Os dados do Corpo de Bombeiros envolvem incêndios de pequenas a grandes proporções. Das 676 chamadas, 137 foram por conta de incêndios em postes ou transformadores elétricos. O tenente Luiz Alfredo Galiza, oficial de estatística do Corpo de Bombeiros, explica que esses incêndios foram causados por sobrecarga de energia ou ligações elétricas clandestinas.

“Grande parte dos incêndios está associada a essas ligações (clandestinas) e a precariedade de algumas habitações contribui para aumentar o risco de grandes incêndios”, afirma Luiz Fernando Arruda, superintendente corporativo de proteção da receita das Centrais Elétricas do Pará (Celpa). A estimativa da empresa é que existam cerca de 100 mil ligações elétricas clandestinas somente em Belém.
Segundo o superintendente, os famosos “gatos” são registrados em quase toda a cidade, mas são mais comuns em comunidades de baixa renda. “Os casos são mais intensos em bairros onde a população é menos favorecida, como Terra Firme e Jurunas”, diz. Os riscos podem trazer consequências fatais. “Na maioria das vezes, os cabos utilizados são de baixa qualidade, o material não é próprio para ficar exposto. Após algum tempo, fica sem isolamento e causa o curto-circuito”, explica.

A maioria das ocorrências de incêndio é registrada em casas de alvenaria, mas são as casas de madeira as mais atingidas pelos incêndios de grandes proporções. “Os incêndios em casas de madeira representam 1/3 do total de casos, porém é mais fácil a propagação do fogo e geralmente envolve mais de uma casa”, conta o tenente Luiz Alfredo.

O bairro do Jurunas está no topo dos que mais registraram incêndios em 2010: 43 ocorrências. Em seguida vem o bairro do Guamá, com 34 casos. No bairro da Pedreira, foram 33 ocorrências e, em Icoaraci, 28. Apesar da grande incidência de incêndios, os números deste ano revelam uma diminuição de casos em relação ao ano passado. Em 2009, o Pará registrou 2.213 ocorrências. Só em Belém, foram 1.109 casos de incêndios.

NA ROTA DO FOGO

JURUNAS
- Em setembro, 15 casas da rua São Miguel foram atingidas por um incêndio.
- Do total, nove tiveram perda total e seis foram atingidas parcialmente. Não houve vítimas fatais.
GUAMÁ
- Também em setembro, um incêndio atingiu mais de 20 casas, na passagem Alves Guimarães, no bairro do Guamá.
- Na ocasião, mais de 100 pessoas ficaram desabrigadas por conta do ocorrido..

Para ajudar

CONTATOS
- Quem quiser ajudar as vítimas do incêndio ocorrido no bairro da Pedreira pode se dirigir à sede da Defesa Civil, localizada na travessa Campos Sales, 33, entre as avenidas Boulevard Castilhos França e 15 de novembro, no bairro do Comércio.
Os telefones para contatos são: 3242-5332 e 3283-4100.

O QUE DOAR
O que as vítimas mais precisam:
- Alimentos não perecíveis
- Louças de cozinha (garfo, faca, colher, copo).

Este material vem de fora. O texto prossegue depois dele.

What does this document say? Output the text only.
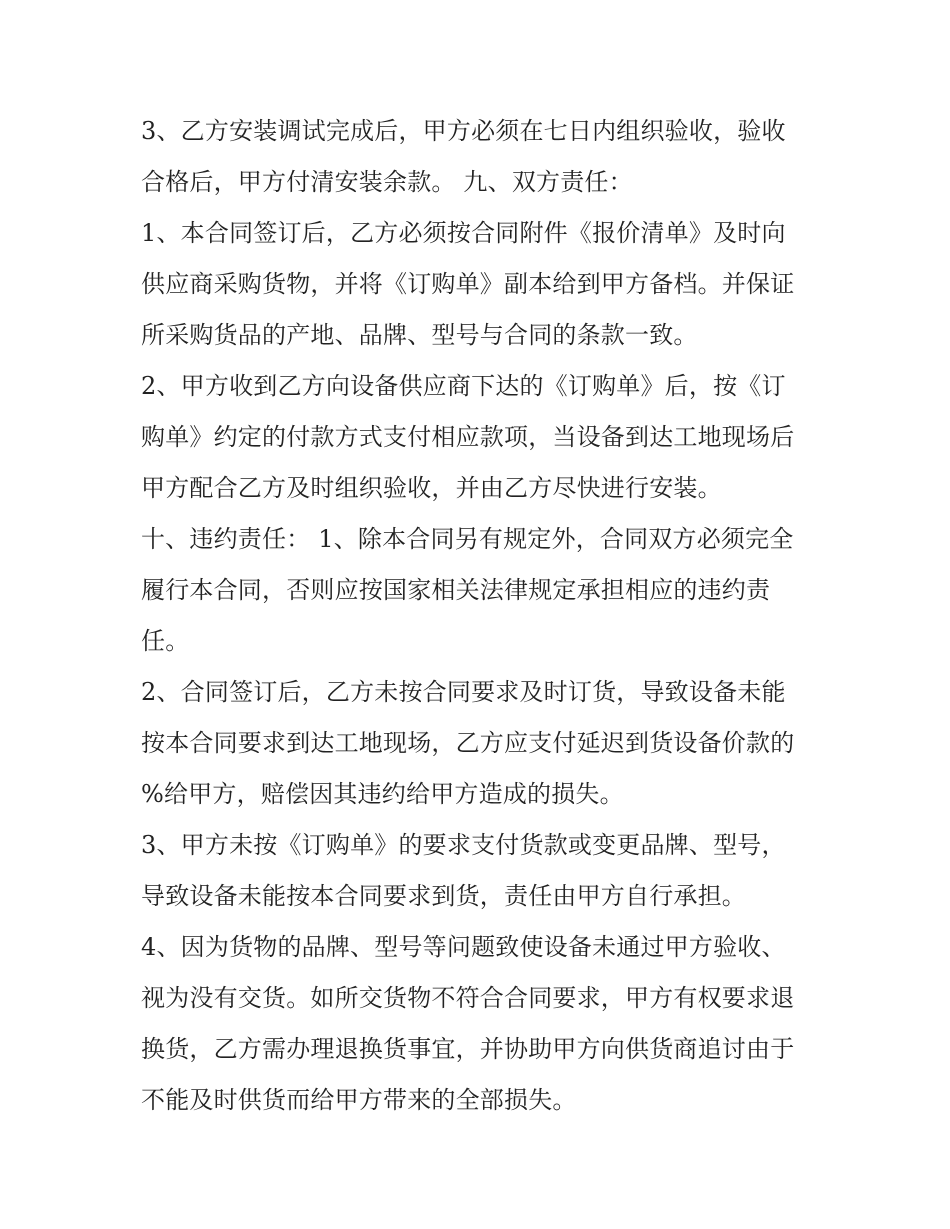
3、乙方安装调试完成后，甲方必须在七日内组织验收，验收
合格后，甲方付清安装余款。 九、双方责任：
1、本合同签订后，乙方必须按合同附件《报价清单》及时向
供应商采购货物，并将《订购单》副本给到甲方备档。并保证
所采购货品的产地、品牌、型号与合同的条款一致。
2、甲方收到乙方向设备供应商下达的《订购单》后，按《订
购单》约定的付款方式支付相应款项，当设备到达工地现场后
甲方配合乙方及时组织验收，并由乙方尽快进行安装。
十、违约责任： 1、除本合同另有规定外，合同双方必须完全
履行本合同，否则应按国家相关法律规定承担相应的违约责
任。
2、合同签订后，乙方未按合同要求及时订货，导致设备未能
按本合同要求到达工地现场，乙方应支付延迟到货设备价款的
%给甲方，赔偿因其违约给甲方造成的损失。
3、甲方未按《订购单》的要求支付货款或变更品牌、型号，
导致设备未能按本合同要求到货，责任由甲方自行承担。
4、因为货物的品牌、型号等问题致使设备未通过甲方验收、
视为没有交货。如所交货物不符合合同要求，甲方有权要求退
换货，乙方需办理退换货事宜，并协助甲方向供货商追讨由于
不能及时供货而给甲方带来的全部损失。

Muito trabalho para começar de novo

Após a tragédia, os próximos passos são uma tentativa de retomar a vida. “Passei anos e anos para construir minha casa e perdi tudo. É muito triste”, diz a professora Cleonice Moares, que teve sua casa atingida por um incêndio há cerca de três meses, no bairro do Jurunas.
Agora, ela e mais 14 famílias começam a reconstruir suas casas. “A gente trabalha e recomeça. Graças a Deus, não perdemos a vida, que é só o que não tem volta”.
O aposentado José Pantoja também perdeu parte de sua casa no incêndio e, aos poucos, tenta reconstruí-la. “Ainda bem que não atingiu a casa toda, muita gente ficou sem ter onde morar. Estou aos poucos retomando a vida”.
De acordo com a professora, o laudo apontou uma ligação clandestina como a causa do incêndio. “A gente sabe que tem aqui (“gatos”). Às vezes, a gente paga pelo erro dos outros”, lamenta. Agora que as casas estão sendo refeitas, a moradora teme que novos incêndios ocorram. “Tenho medo que façam de novo e aconteça outro acidente”.
Na semana que passou, a região metropolitana registrou outros dois incêndios de grande proporção. Na madrugada do último domingo, o fogo atingiu 18 casas no bairro da Pedreira e matou seis pessoas da mesma família. Na quarta-feira, outro incêndio destruiu totalmente uma fábrica de velas em Ananindeua. Só em equipamentos, a perda foi de quase R$ 700 mil, segundo avaliação dos proprietários. Ninguém ficou ferido. (Diário do Pará)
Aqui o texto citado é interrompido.